Para Dergisi’nin 10 Ekim tarihli sayısında IDEA Universal Derneği’nin kurucu başkanı, su savaşçısı Hayri Dağlı’nın hayat hikayesine ek olarak gıda ormanları ve akıllı köy projelerine yer verildi.
Bir süredir iyilik meleklerimiz dünyanın dört bir yanında çok güzel işler yapıyor. Afrika’da Tanzanya, Madagaskar, Nepal, Gambiya, Senegal gibi ülkelerde 5 yıl içinde 130 akıllı köy kuran Hayri Dağlı da o harika insanlardan biri. Dağlı, açlık ve yoksullukla mücadele eden Afrika köylerindeki insanlara balık vermek yerine balık tutmayı öğretiyor.
Röportaj: Ürün Dirier
Afrika’da 5 yıl içinde 130 akıllı köy kuran IDEA Universal Derneği’nin kurucu başkanı Hayri Dağlı’nın hayat hikayesi, en az başardıkları kadar sıra dışı. 67 ülke gezdikten sonra 2014 yılında Kilimanjaro Dağı’na tırmanmak üzere gittiği Afrika’da zor durumdaki köylerden etkilenen Dağlı, kurduğu dernek aracılığıyla 130 akıllı köy oluşturdu. Bugüne dek yüz binlerce insanın hayatına dokunan ve yoksulluk ile açlık arasında yaşamaya çalışan köylülere başka bir dünya daha olduğunu gösteren Dağlı, şu sıralar Afrika’yı meyve ağaçlarıyla donatmak üzere yeni bir proje peşinde. Dağlı ile hikayesini ve Afrika’yı konuştuk…

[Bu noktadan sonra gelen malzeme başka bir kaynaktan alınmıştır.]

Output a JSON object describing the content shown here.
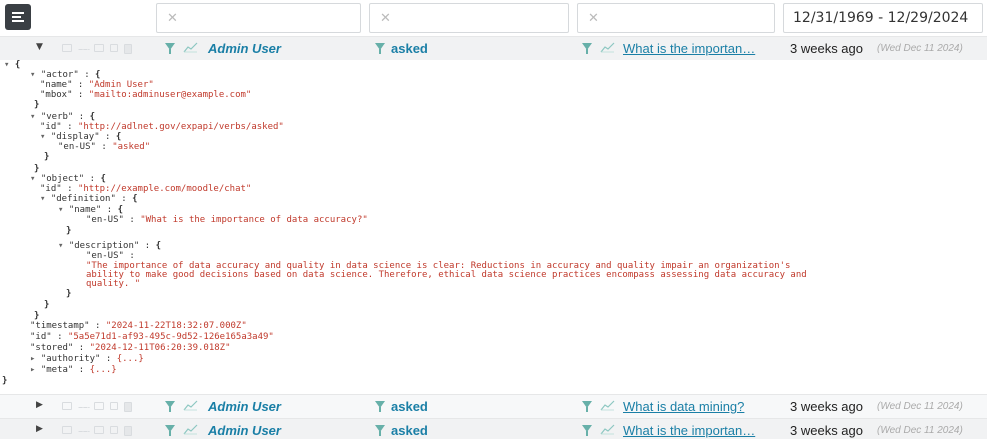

Hayri Dağlı ile ilgili geniş bilgi almak için tıklayın.
Kendinizden bahseder misiniz? Nasıl girdiniz bu yola?
-Dokuz Eylül Üniversitesi’nde aldığım Coğrafya eğitiminin ardından Stockholm Üniversitesi’nde ‘Sürdürülebilir Kalkınma’ alanında uzmanlaştım. Uzun yıllar Türkiye’nin en büyük sivil toplum kuruluşlarında eğitim ve doğa koruma alanlarında çalıştım. Aynı zamanda da ülke ülke fırsat buldukça gezerdim. 67 ülke keşfettikten sonra 2014 yılında bir gün, Kilimanjaro Dağı’na tırmanmak üzere Afrika’ya bir yolculuk gerçekleştirdim. Ve bu Afrika yolculuğu sırasında iç savaşlardan etkilenen, suya ve gıdaya ulaşamayan köylerin yaşadıkları zorlukları yerinde gördüm. Oraya yerleşme kararı aldım. İşimden istifa ettim, banka hesaplarını kapattım, ev eşyalarını ihtiyacı olanlara dağıttım ve Afrika’ya tek yön bilet alarak sıra dışı bir yolculuğa çıktım. Kent yaşamını ve konforunu geride bırakarak çıktığım bu yolculuk, on binlerce insanın yaşamına dokunacak bir sürecin de ilk adımı oldu. Tanzanya’nın Mta Kwa Mtu köyünde gönüllü eğitmenlik yapmaya başladım. Kız çocuklarının günde 6 kilometreyi bulan su yolculuklarından dolayı derslere katılamadıklarını gördüm. Hemşire olma hayali kuran ve aşırı yoksulluktan ötürü bunu gerçekleştiremeyen 7 yaşındaki Fatima’nın hikayesi beni derinden etkiledi. Fatima’nın ve yaşadığı köyün su ve gıdaya erişmesi için bir şeyler yapmam gerekiyordu. Kendi imkanlarımla sürdürülebilir su ve tarım projesi gerçekleştirerek köydeki umudun tekrar yeşermesine katkı sağladım.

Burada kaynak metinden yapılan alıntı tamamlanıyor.